Pour autant, si la loi pour une république numérique a fait un pas en avant vers la transparence de l’utilisation d’outils numériques par l’administration, un garde fou a été ajouté à l’article L.311-5 du CRPA, prévoyant que la communication des codes sources est de droit, sous réserve qu’elle ne porte pas atteinte « à la sécurité des systèmes d'information des administrations ».

C’est dans ce contexte que la Commission d’accès aux documents administratifs (CADA) a été amenée à donner son avis sur la publication du code source.

Après avoir relevé qu’une partie du code avait déjà été publiée, sur le fondement de l’article L.612-3 du Code de l’éducation, elle a considéré que la demande portant sur le reste du code était recevable.

Sur le fond, la CADA relève que le rapport de la Cour des comptes précité indique que l’application présente « une qualité médiocre, avec un niveau de risque élevé et de nombreuses violations critiques identifiées » et que le dispositif présenterait un « risque de rupture de service » et ne serait « pas non plus à l’abri d’une intrusion ».

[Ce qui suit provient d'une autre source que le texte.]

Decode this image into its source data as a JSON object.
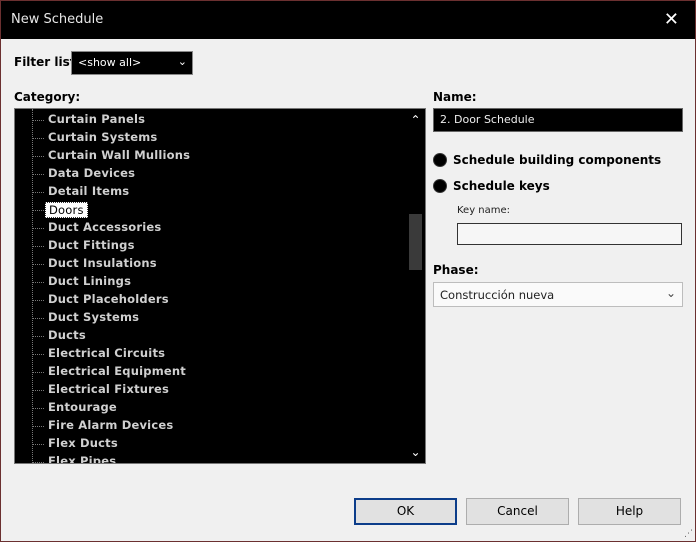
{
  "window": {
    "title": "New Schedule",
    "close_glyph": "✕"
  },
  "filter": {
    "label": "Filter list:",
    "value": "<show all>",
    "chevron": "⌄"
  },
  "category": {
    "label": "Category:",
    "items": [
      "Curtain Panels",
      "Curtain Systems",
      "Curtain Wall Mullions",
      "Data Devices",
      "Detail Items",
      "Doors",
      "Duct Accessories",
      "Duct Fittings",
      "Duct Insulations",
      "Duct Linings",
      "Duct Placeholders",
      "Duct Systems",
      "Ducts",
      "Electrical Circuits",
      "Electrical Equipment",
      "Electrical Fixtures",
      "Entourage",
      "Fire Alarm Devices",
      "Flex Ducts",
      "Flex Pipes"
    ],
    "selected": "Doors",
    "scroll_up": "⌃",
    "scroll_down": "⌄"
  },
  "name": {
    "label": "Name:",
    "value": "2. Door Schedule"
  },
  "options": {
    "building_components": "Schedule building components",
    "keys": "Schedule keys",
    "key_name_label": "Key name:"
  },
  "phase": {
    "label": "Phase:",
    "value": "Construcción nueva",
    "chevron": "⌄"
  },
  "buttons": {
    "ok": "OK",
    "cancel": "Cancel",
    "help": "Help"
  },
  "grip_glyph": "⋰"
}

Si des blocs entiers du système ont été intégralement réécrits pour corriger des failles critiques, l’administration a exposé devant la Commission que le niveau de risque était encore trop important au regard des vulnérabilités restantes et qu’elle s’opposait à la communication de l’intégralité du code source pour des raisons de sécurité, sans pouvoir donner une date à laquelle le code aura été sécurisé.

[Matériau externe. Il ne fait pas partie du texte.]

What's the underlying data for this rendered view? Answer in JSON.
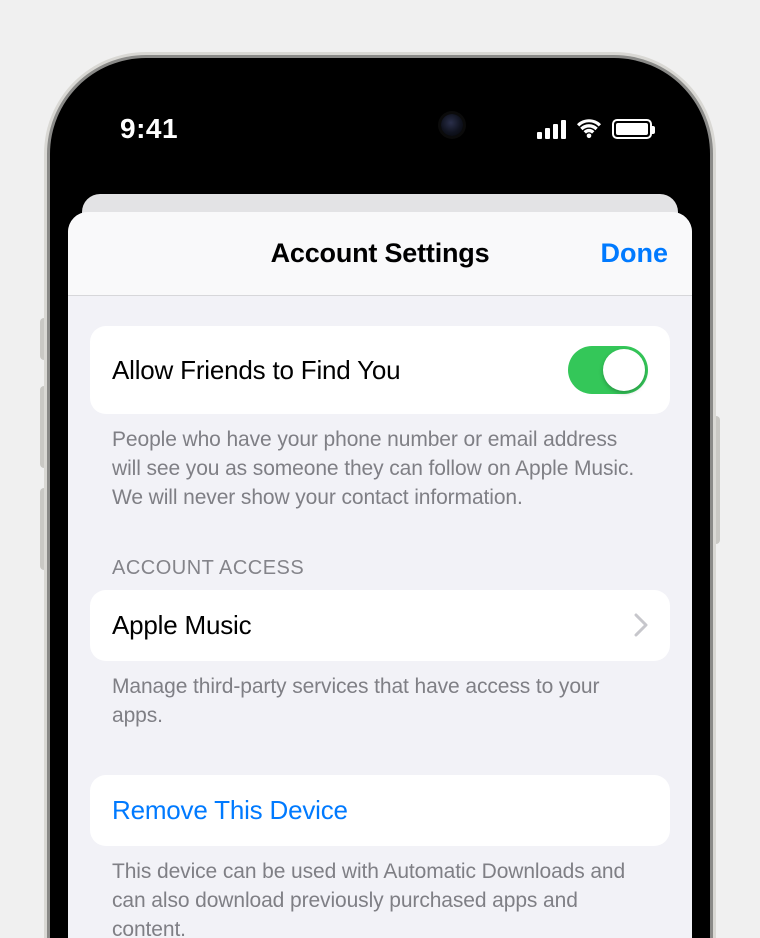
{
  "statusbar": {
    "time": "9:41"
  },
  "sheet": {
    "title": "Account Settings",
    "done": "Done"
  },
  "friends": {
    "label": "Allow Friends to Find You",
    "on": true,
    "footer": "People who have your phone number or email address will see you as someone they can follow on Apple Music. We will never show your contact information."
  },
  "access": {
    "header": "ACCOUNT ACCESS",
    "row_label": "Apple Music",
    "footer": "Manage third-party services that have access to your apps."
  },
  "remove": {
    "label": "Remove This Device",
    "footer": "This device can be used with Automatic Downloads and can also download previously purchased apps and content."
  }
}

La CADA a donc mis en balance les enjeux de sécurité informatique avancés par l’administration et l’intérêt général résultant de la publication de ces données pour livrer un avis favorable à la demande de l’association, extrêmement critique, voir politique :

« Compte tenu du laps de temps significatif qui s’est écoulé depuis le rapport de la Cour des comptes, la commission estime toutefois que les avancées réalisées par le ministère de l'Enseignement supérieur, de la Recherche et de l'Innovation en termes d’ouverture du code source de Parcoursup ne sont, à la date de son avis, et compte tenu de l’importance quantitative et qualitative du service fourni aux usagers par ce service numérique, dont l’usage est par ailleurs obligatoire pour les accédants à l’enseignement supérieur, pas à la hauteur des enjeux. La complexité du code ne saurait, à elle seule justifier les résultats décevants ainsi constatés. Eu égard à l’intérêt général qui s’attache à la publication intégrale du code source sollicité, la commission déplore que l’autorité ministérielle soit dans l’incapacité de lui indiquer l’échéance prévisionnelle des travaux de refonte de la plateforme de Parcoursup et de réécriture de son code source ».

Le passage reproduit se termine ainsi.